Friday Focus: Munk Debate on Foreign Wars, a shaky ceasefire with Iran, and Carney braces for tough trade talks ahead

Become a Munk Donor ($50 annually) to get 72-hour advanced access to full length editions of the Friday Focus podcast with Janice Stein. Your donor membership comes with other great perks including a livestream pass to our mainstage debates and advanced access to full length episodes of our other weekly podcast with Globe and Mail columnist Andrew Coyne.

Rudyard and Janice open the show with news of the Spring 2026 Munk mainstage debate: Be it resolved, don’t go hunting monsters. A timely debate on competing interventionist and restraint-based approaches to foreign policy now contending for dominance in the halls of power.
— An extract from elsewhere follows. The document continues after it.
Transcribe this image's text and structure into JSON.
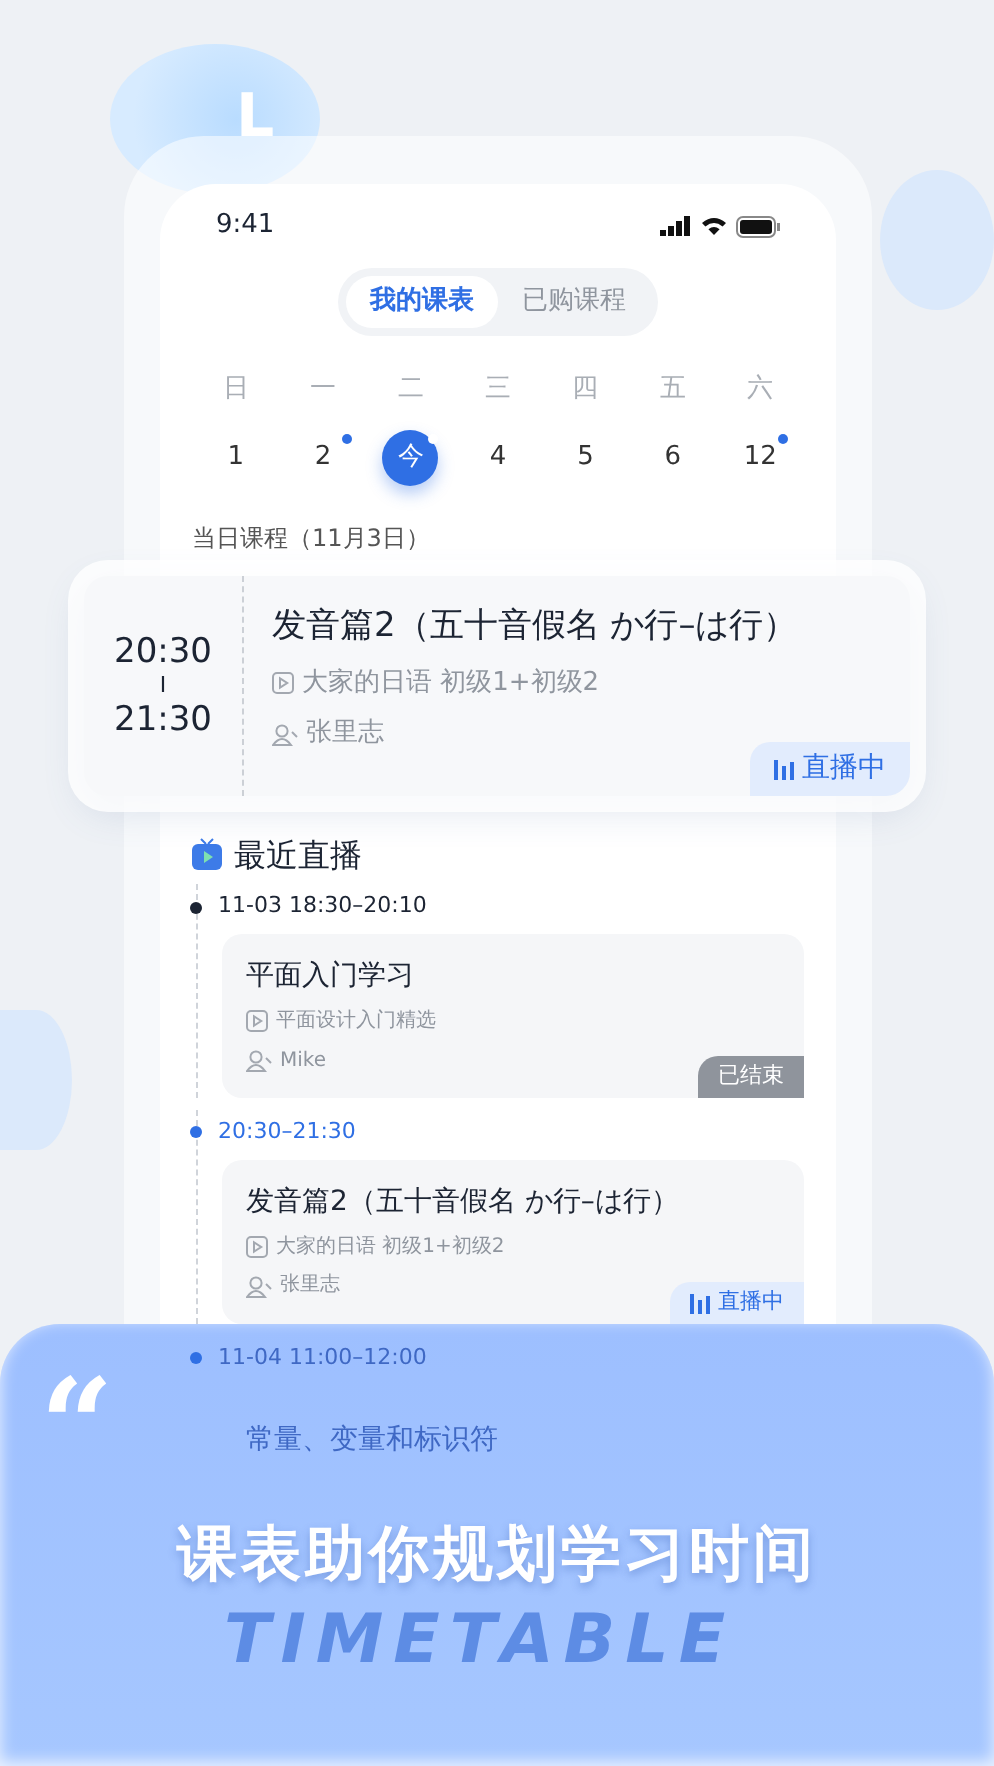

Rudyard and Janice move on to the Iran war and the shaky ceasefire that Trump has extended despite Iran’s attacks on vessels in the Strait of Hormuz. With the Strait now closed, this has become an economic war and an endurance test: which country can withstand the pain longer? This is the single largest energy shock the modern world has ever seen that will bring about significant inflation. How will inflation further radicalize populist movements and destabilize governments around the globe? In the back half of the show Rudyard and Janice turn to upcoming trade talks between Canada and the U.S. Carney is warning Canadians that there is a bumpy road ahead and concessions will need to be made that will likely yield a scaled down agreement with a narrower scope. Rudyard suggests that despite Trump’s animosity towards our country, Canadians would be wise to accept that our economic interest lies in a better trade relationship with the U.S. over diversification overseas. Carney should consider delaying any concessions until the midterms and restart negotiations in November with a politically weakened president.